Background information
- Also known as: El Negrito de Villa
- Born: Sergio Pascual Vargas Parra March 15, 1960 (age 66) Villa Altagracia, Dominican Republic
- Genre: Merengue
- Occupations: Singer; musician; songwriter;
- Instruments: Vocals
- Years active: 1980–present
- Website: www.sergiovargas.com.do (in Spanish)

= Sergio Vargas =

Dominican singer-songwriter (born 1960)

Sergio Pascual Vargas Parra (born 15 March 1960) is a performer of merengue and bolero, who was very popular in the 80s and 90s, during the "Golden Age of Merengue" and today remains active as one of the leading figures in Dominican merengue. His brothers, Kaki and Johnny, are also performers of the genre and have been by his side for much of their respective musical careers.

Vargas was a deputy for the Dominican Liberation Party representing his people Villa Altagracia in the period 2006–2010.

== Career ==
Known as El negrito de Villa, Vargas participated in the Festival of the Voice organized by the Dominican musician Rafael Solano, where he finished second. Two years later in 1982, he became part of the Dionis Fernández orchestra. In this orchestra, Sergio came to perform great hits like "The designers", "To the rhythm of the night", "A man and a woman", among others. After this, Sergio went on to reinforce the orchestra "Los Hijos del Rey" as lead vocalist. This orchestra in its beginnings was led by Fernando Villalona and Raulín Rosendo. It was in this group that its popularity began to grow, so much so that the group had fan clubs in Puerto Rico, Venezuela, Panama and the East Coast of the United States.

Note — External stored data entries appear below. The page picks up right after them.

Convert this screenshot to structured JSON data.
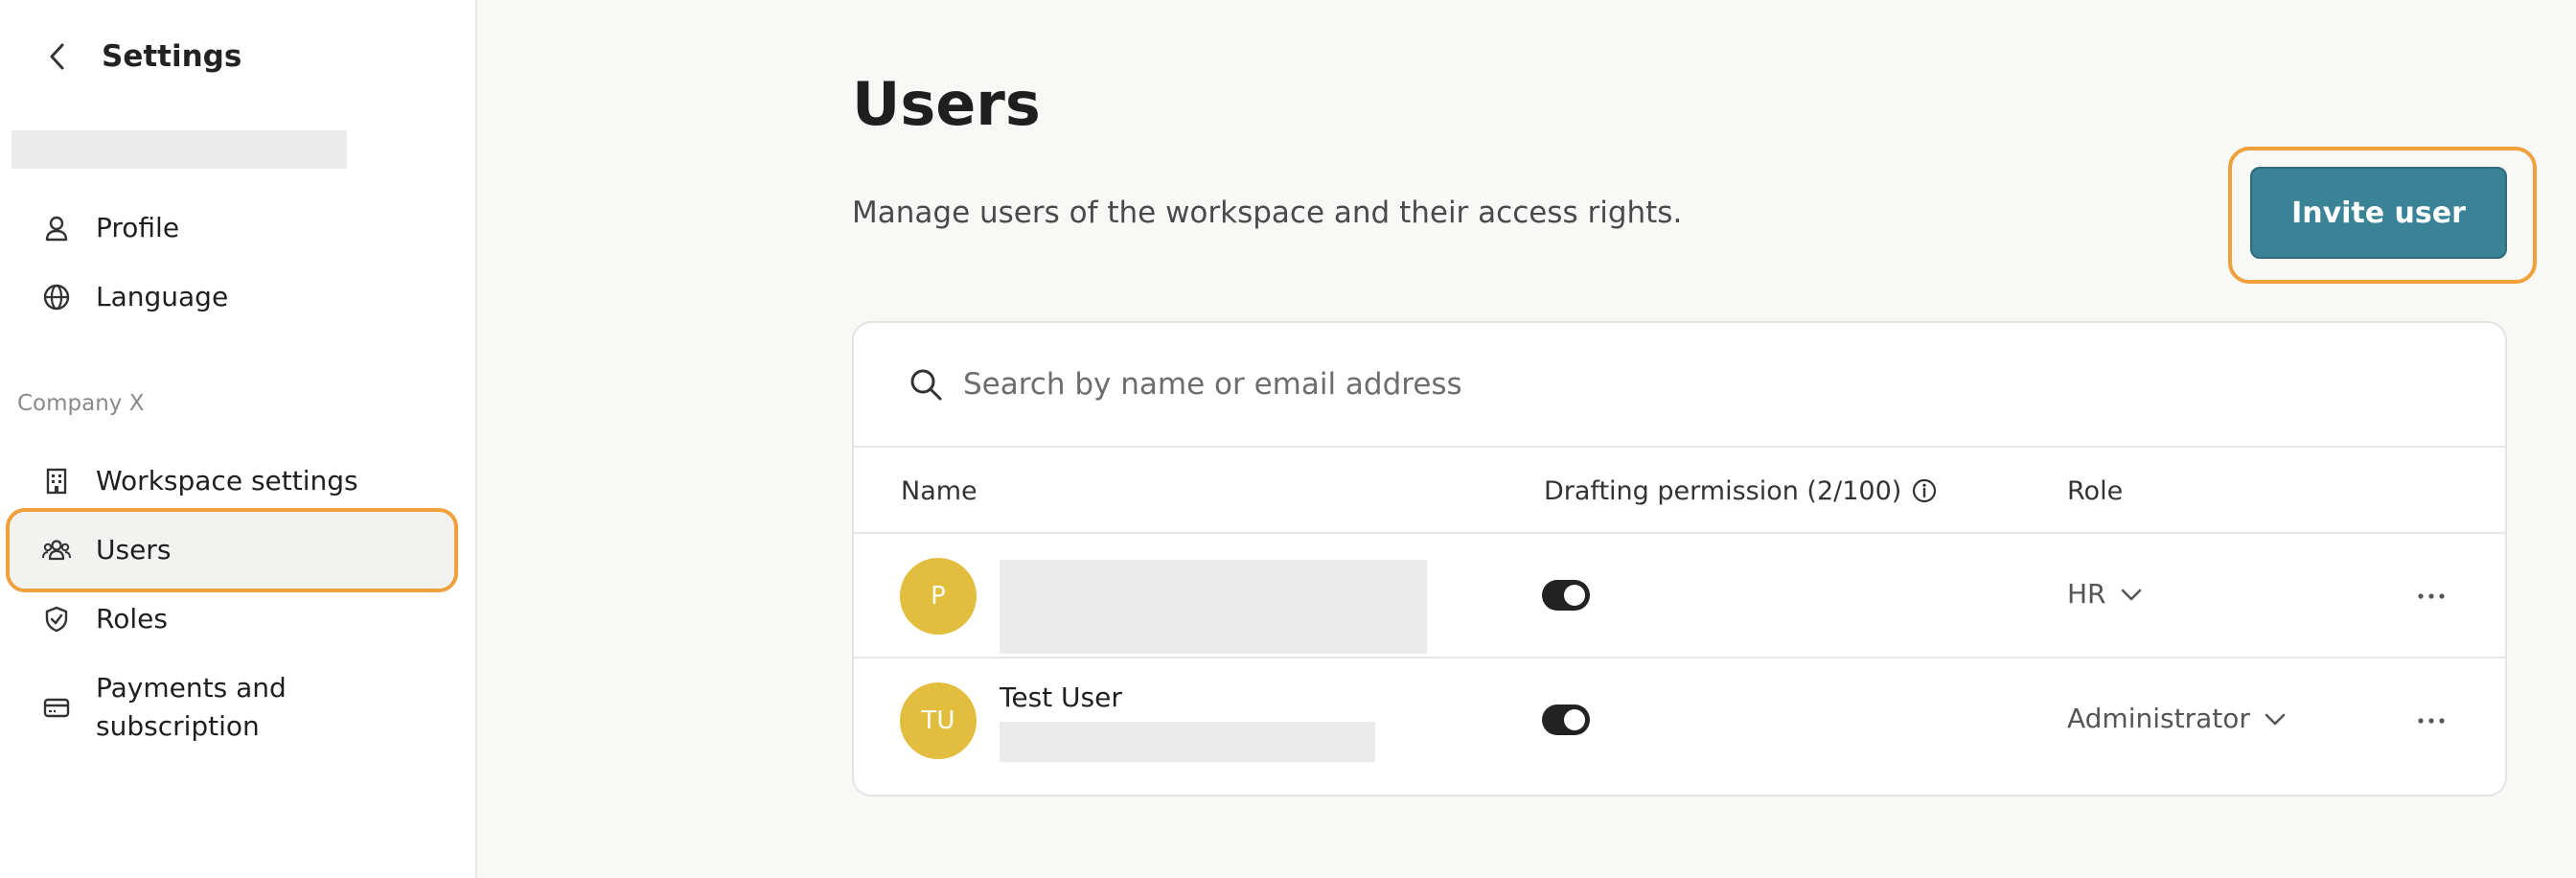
{
  "sidebar": {
    "title": "Settings",
    "personal_items": [
      {
        "label": "Profile",
        "icon": "person-icon"
      },
      {
        "label": "Language",
        "icon": "globe-icon"
      }
    ],
    "section_label": "Company X",
    "company_items": [
      {
        "label": "Workspace settings",
        "icon": "building-icon"
      },
      {
        "label": "Users",
        "icon": "users-icon",
        "active": true
      },
      {
        "label": "Roles",
        "icon": "shield-check-icon"
      },
      {
        "label": "Payments and subscription",
        "icon": "credit-card-icon"
      }
    ]
  },
  "main": {
    "title": "Users",
    "description": "Manage users of the workspace and their access rights.",
    "invite_button": "Invite user",
    "search_placeholder": "Search by name or email address",
    "columns": {
      "name": "Name",
      "drafting": "Drafting permission (2/100)",
      "role": "Role"
    },
    "users": [
      {
        "initials": "P",
        "name": "",
        "drafting_enabled": true,
        "role": "HR"
      },
      {
        "initials": "TU",
        "name": "Test User",
        "drafting_enabled": true,
        "role": "Administrator"
      }
    ]
  },
  "colors": {
    "accent_outline": "#f0a13c",
    "invite_button": "#3a8296",
    "avatar": "#e2bd3e",
    "toggle_on": "#222222"
  }
}
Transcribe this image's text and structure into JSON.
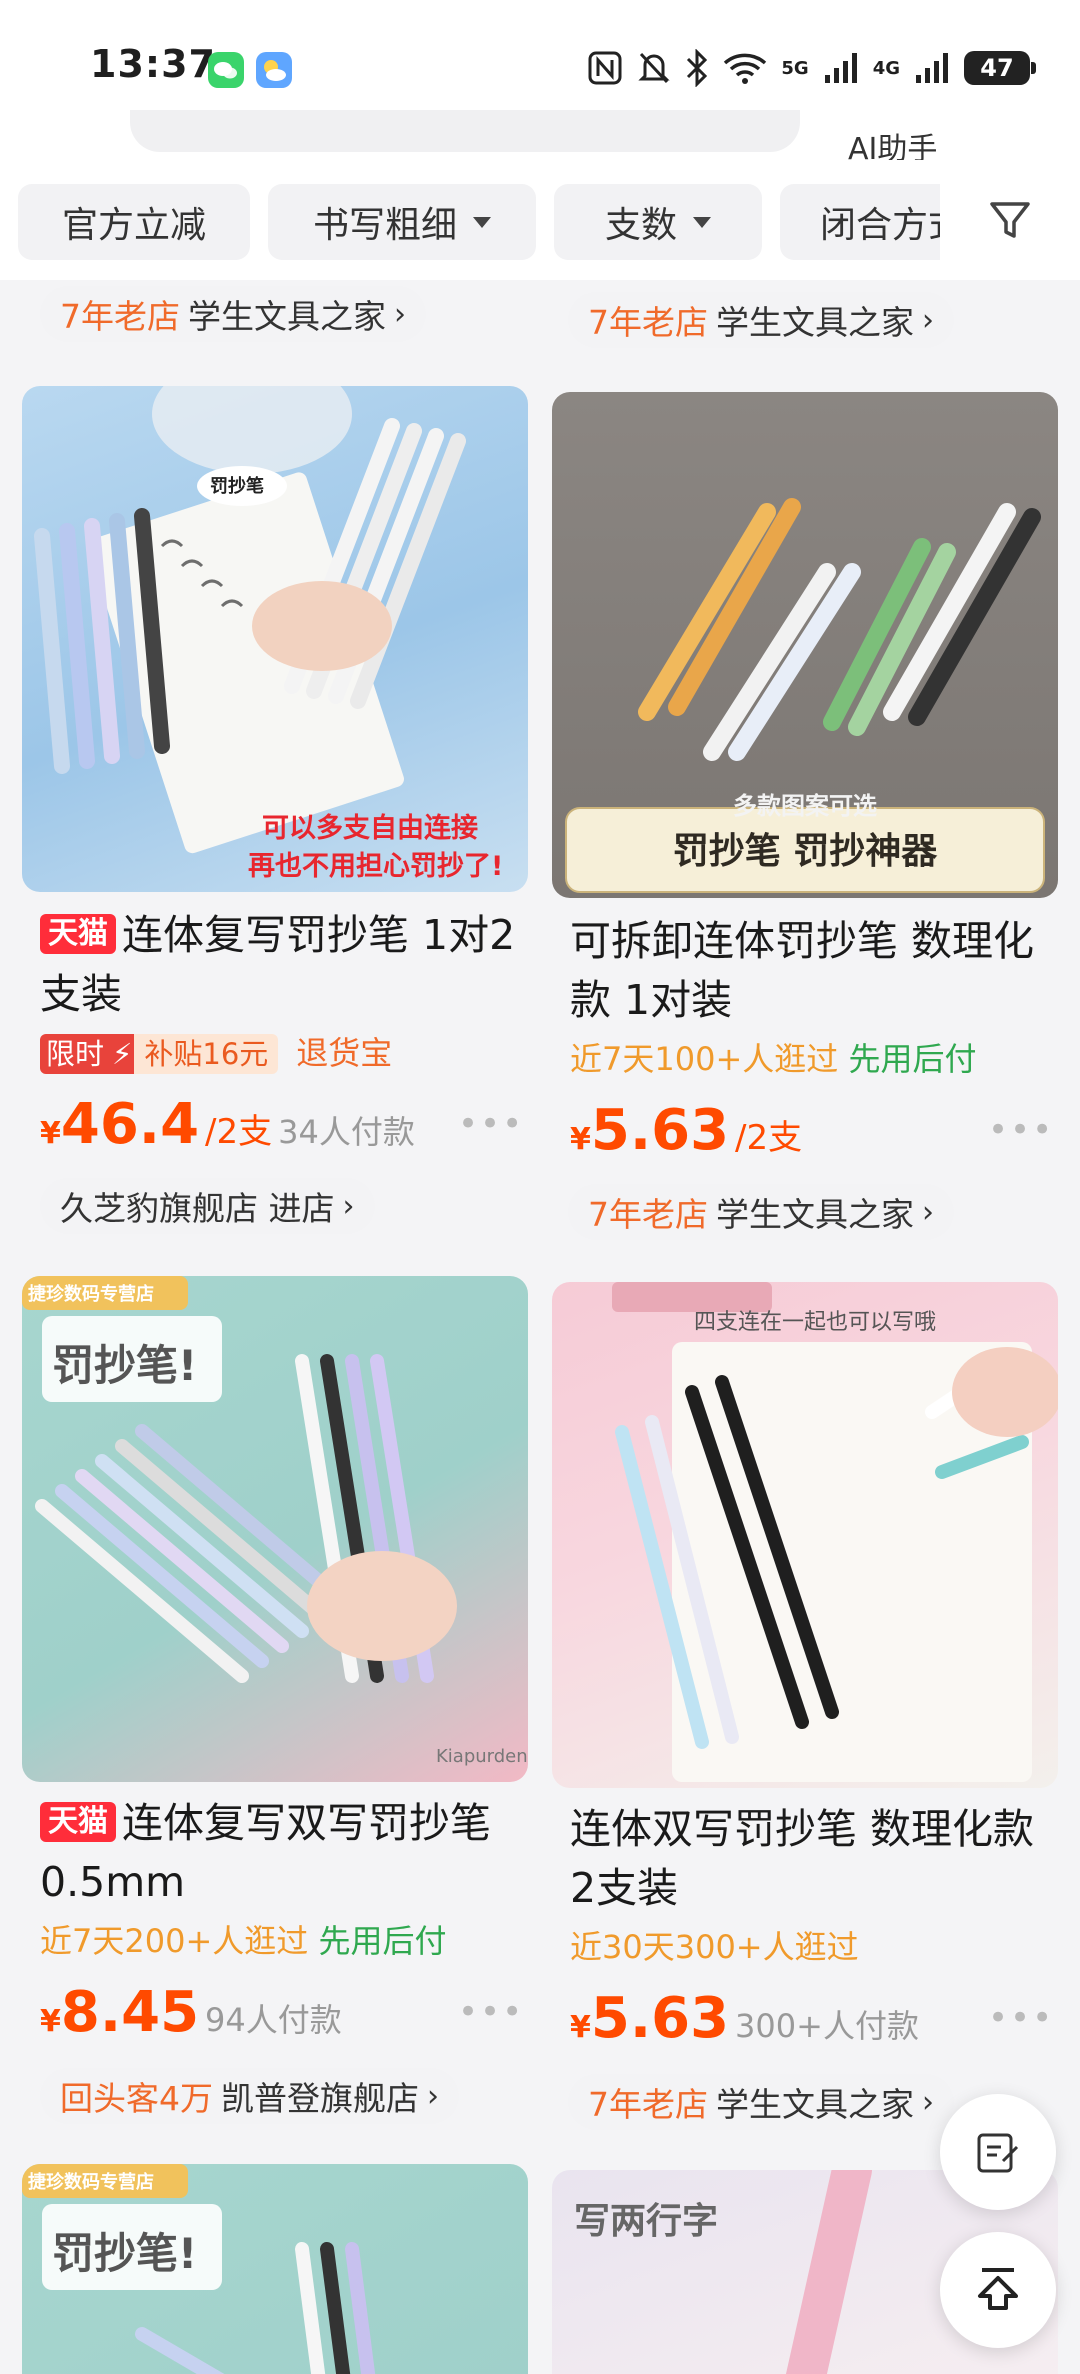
{
  "status_bar": {
    "time": "13:37",
    "battery": "47",
    "net1": "5G",
    "net2": "4G"
  },
  "header": {
    "ai_helper": "AI助手"
  },
  "filters": [
    {
      "label": "官方立减",
      "has_caret": false
    },
    {
      "label": "书写粗细",
      "has_caret": true
    },
    {
      "label": "支数",
      "has_caret": true
    },
    {
      "label": "闭合方式",
      "has_caret": false
    }
  ],
  "top_stores": [
    {
      "tag": "7年老店",
      "name": "学生文具之家"
    },
    {
      "tag": "7年老店",
      "name": "学生文具之家"
    }
  ],
  "products": [
    {
      "badge": "天猫",
      "title": "连体复写罚抄笔 1对2支装",
      "promo_label": "限时",
      "promo_value": "补贴16元",
      "refund": "退货宝",
      "price_currency": "¥",
      "price": "46.4",
      "price_unit": "/2支",
      "sold": "34人付款",
      "store_tag": "",
      "store_name": "久芝豹旗舰店 进店",
      "image_caption_1": "可以多支自由连接",
      "image_caption_2": "再也不用担心罚抄了!",
      "image_badge": "罚抄笔"
    },
    {
      "title": "可拆卸连体罚抄笔 数理化款 1对装",
      "meta_orange": "近7天100+人逛过",
      "meta_green": "先用后付",
      "price_currency": "¥",
      "price": "5.63",
      "price_unit": "/2支",
      "sold": "",
      "store_tag": "7年老店",
      "store_name": "学生文具之家",
      "image_caption_1": "多款图案可选",
      "image_caption_2": "罚抄笔 罚抄神器"
    },
    {
      "badge": "天猫",
      "title": "连体复写双写罚抄笔 0.5mm",
      "meta_orange": "近7天200+人逛过",
      "meta_green": "先用后付",
      "price_currency": "¥",
      "price": "8.45",
      "sold": "94人付款",
      "store_tag": "回头客4万",
      "store_name": "凯普登旗舰店",
      "image_shop_label": "捷珍数码专营店",
      "image_title": "罚抄笔!",
      "image_brand": "Kiapurden"
    },
    {
      "title": "连体双写罚抄笔 数理化款 2支装",
      "meta_orange": "近30天300+人逛过",
      "price_currency": "¥",
      "price": "5.63",
      "sold": "300+人付款",
      "store_tag": "7年老店",
      "store_name": "学生文具之家",
      "image_caption_1": "四支连在一起也可以写哦"
    },
    {
      "image_shop_label": "捷珍数码专营店",
      "image_title": "罚抄笔!"
    },
    {
      "image_caption_1": "写两行字"
    }
  ],
  "more_label": "•••",
  "colors": {
    "price": "#ff4a00",
    "store_tag": "#f06a2a",
    "tmall": "#ff2d3a",
    "green": "#2fa84f"
  }
}
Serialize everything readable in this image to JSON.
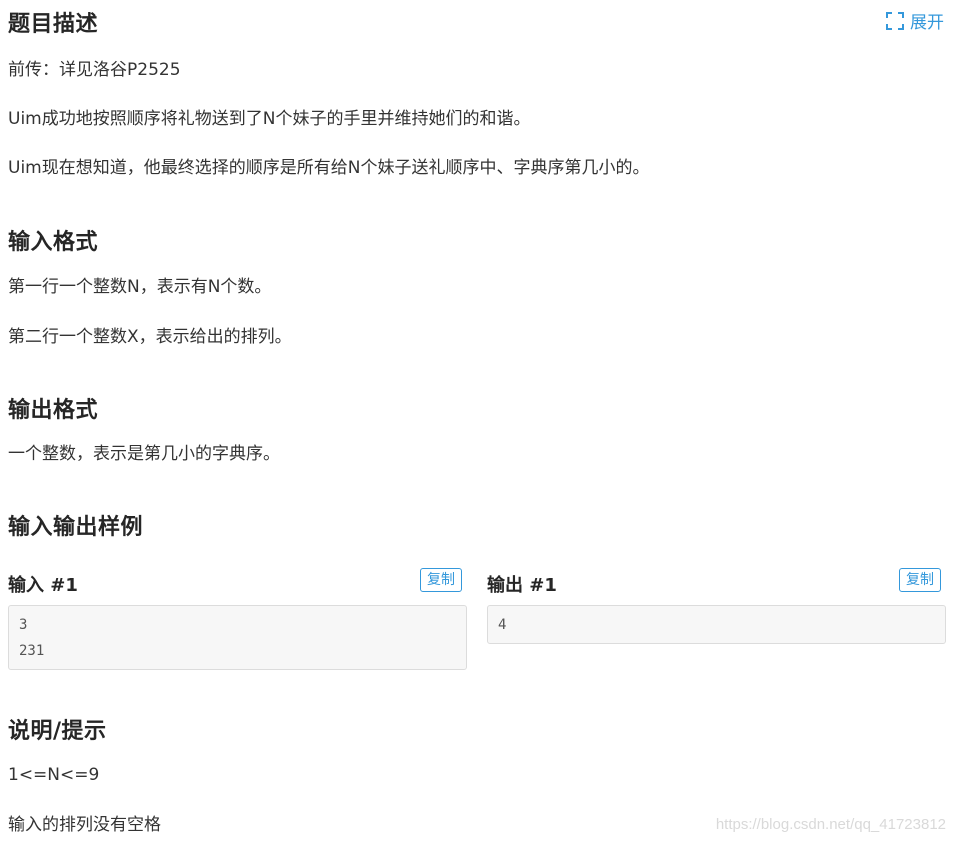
{
  "expand": {
    "label": "展开"
  },
  "description": {
    "title": "题目描述",
    "lines": [
      "前传：详见洛谷P2525",
      "Uim成功地按照顺序将礼物送到了N个妹子的手里并维持她们的和谐。",
      "Uim现在想知道，他最终选择的顺序是所有给N个妹子送礼顺序中、字典序第几小的。"
    ]
  },
  "input_format": {
    "title": "输入格式",
    "lines": [
      "第一行一个整数N，表示有N个数。",
      "第二行一个整数X，表示给出的排列。"
    ]
  },
  "output_format": {
    "title": "输出格式",
    "lines": [
      "一个整数，表示是第几小的字典序。"
    ]
  },
  "samples": {
    "title": "输入输出样例",
    "input": {
      "label": "输入 #1",
      "copy": "复制",
      "lines": [
        "3",
        "231"
      ]
    },
    "output": {
      "label": "输出 #1",
      "copy": "复制",
      "lines": [
        "4"
      ]
    }
  },
  "hint": {
    "title": "说明/提示",
    "lines": [
      "1<=N<=9",
      "输入的排列没有空格"
    ]
  },
  "watermark": "https://blog.csdn.net/qq_41723812"
}
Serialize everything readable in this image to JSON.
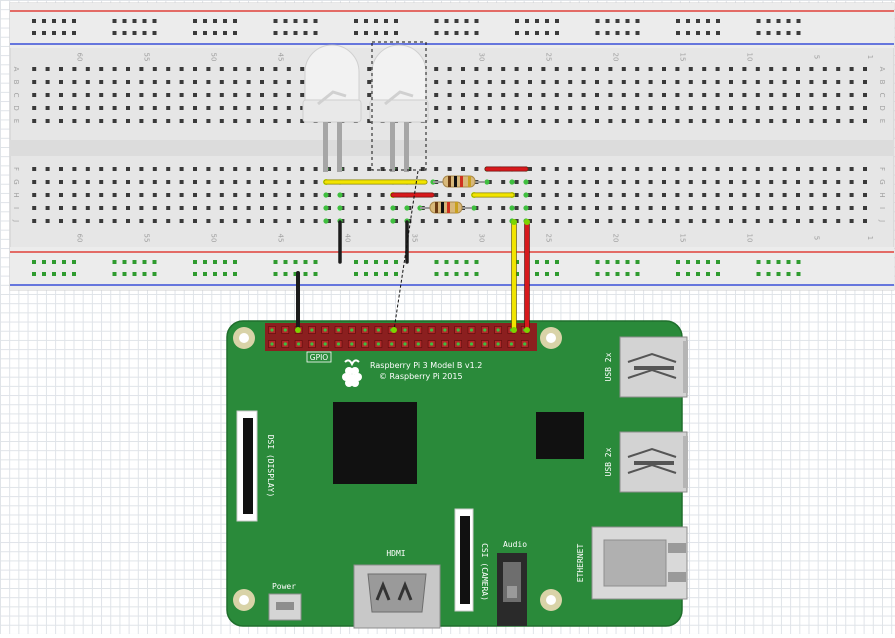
{
  "breadboard": {
    "column_numbers": [
      "60",
      "55",
      "50",
      "45",
      "40",
      "35",
      "30",
      "25",
      "20",
      "15",
      "10",
      "5",
      "1"
    ],
    "row_letters_top": [
      "A",
      "B",
      "C",
      "D",
      "E"
    ],
    "row_letters_bottom": [
      "F",
      "G",
      "H",
      "I",
      "J"
    ]
  },
  "pi": {
    "model_line": "Raspberry Pi 3 Model B v1.2",
    "copyright_line": "© Raspberry Pi 2015",
    "gpio_label": "GPIO",
    "dsi_label": "DSI (DISPLAY)",
    "csi_label": "CSI (CAMERA)",
    "hdmi_label": "HDMI",
    "audio_label": "Audio",
    "power_label": "Power",
    "usb_label_1": "USB 2x",
    "usb_label_2": "USB 2x",
    "ethernet_label": "ETHERNET"
  },
  "colors": {
    "board_green": "#2a8a3a",
    "wire_yellow": "#f2e400",
    "wire_red": "#d7191c",
    "wire_black": "#1c1c1c",
    "rail_red": "#e0403a",
    "rail_blue": "#3a4fd8"
  }
}
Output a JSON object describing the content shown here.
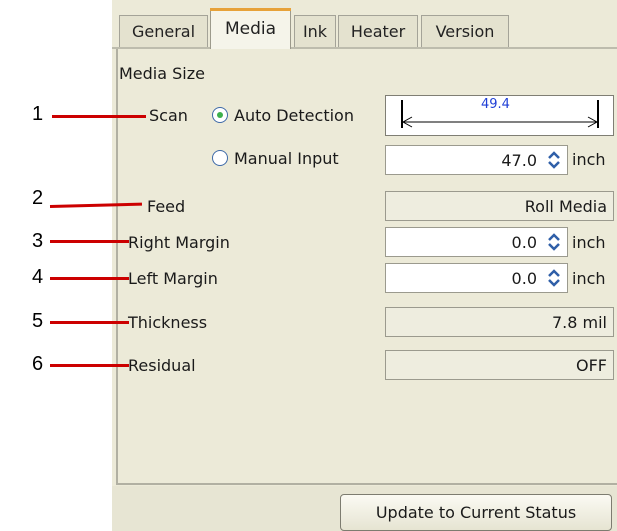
{
  "tabs": [
    "General",
    "Media",
    "Ink",
    "Heater",
    "Version"
  ],
  "active_tab": "Media",
  "section_title": "Media Size",
  "callouts": [
    "1",
    "2",
    "3",
    "4",
    "5",
    "6"
  ],
  "scan": {
    "label": "Scan",
    "auto_option": "Auto Detection",
    "manual_option": "Manual Input",
    "selected": "Auto Detection",
    "detected_value": "49.4",
    "manual_value": "47.0",
    "unit": "inch"
  },
  "feed": {
    "label": "Feed",
    "value": "Roll Media"
  },
  "right_margin": {
    "label": "Right Margin",
    "value": "0.0",
    "unit": "inch"
  },
  "left_margin": {
    "label": "Left Margin",
    "value": "0.0",
    "unit": "inch"
  },
  "thickness": {
    "label": "Thickness",
    "value": "7.8 mil"
  },
  "residual": {
    "label": "Residual",
    "value": "OFF"
  },
  "update_button": "Update to Current Status",
  "colors": {
    "callout": "#cc0000",
    "radio_dot": "#3db04b",
    "active_tab_accent": "#e7a23a",
    "detected_text": "#1f3fd6"
  }
}
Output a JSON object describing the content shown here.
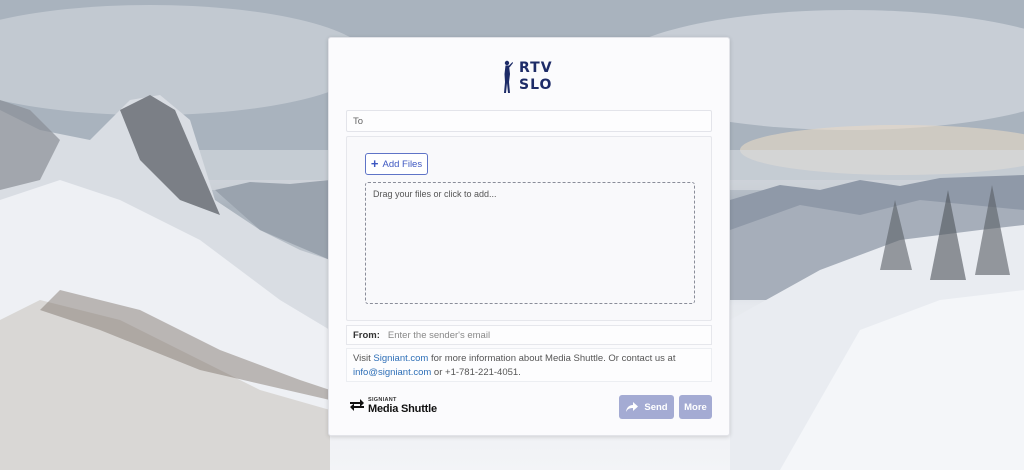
{
  "brand": {
    "logo_line1": "RTV",
    "logo_line2": "SLO",
    "color": "#1d2b67"
  },
  "form": {
    "to_label": "To",
    "add_files_label": "Add Files",
    "drop_hint": "Drag your files or click to add...",
    "from_label": "From:",
    "from_placeholder": "Enter the sender's email"
  },
  "info": {
    "prefix": "Visit ",
    "site_link": "Signiant.com",
    "middle": " for more information about Media Shuttle. Or contact us at ",
    "email_link": "info@signiant.com",
    "suffix": " or +1-781-221-4051."
  },
  "footer": {
    "signiant_label": "SIGNIANT",
    "product_name": "Media Shuttle",
    "send_label": "Send",
    "more_label": "More",
    "button_color": "#a4abd3"
  },
  "icons": {
    "plus": "plus-icon",
    "share": "share-arrow-icon",
    "arrows": "swap-arrows-icon",
    "logo_figure": "trumpeter-figure-icon"
  }
}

In 1986 Sergio released his first LP under the Karen Records label. This LP includes the single "La quiero a morir" (I Love Her to Death), which is the Spanish version of "Je l'aime à mourir" by the French singer Francis Cabrel. The debut album of the same titled sold over 350,000 copies. In 1987 he recorded another album with Los Hijos del Rey titled "the earth quaked", with which he achieved great success. At the moment Sergio launched as a soloist, most of the musicians left with him, except for Diómedes Nuñez and shortly after Orvis García. The arrangements for this production are by Sonny Ovalles and his pianist Juan Valdez. The singles of this production are "Ciclón (indoor party)", "Marola", "On the other side of the sun", "Bamboleo", "This humble house", "Days of June" and "Black Pearl".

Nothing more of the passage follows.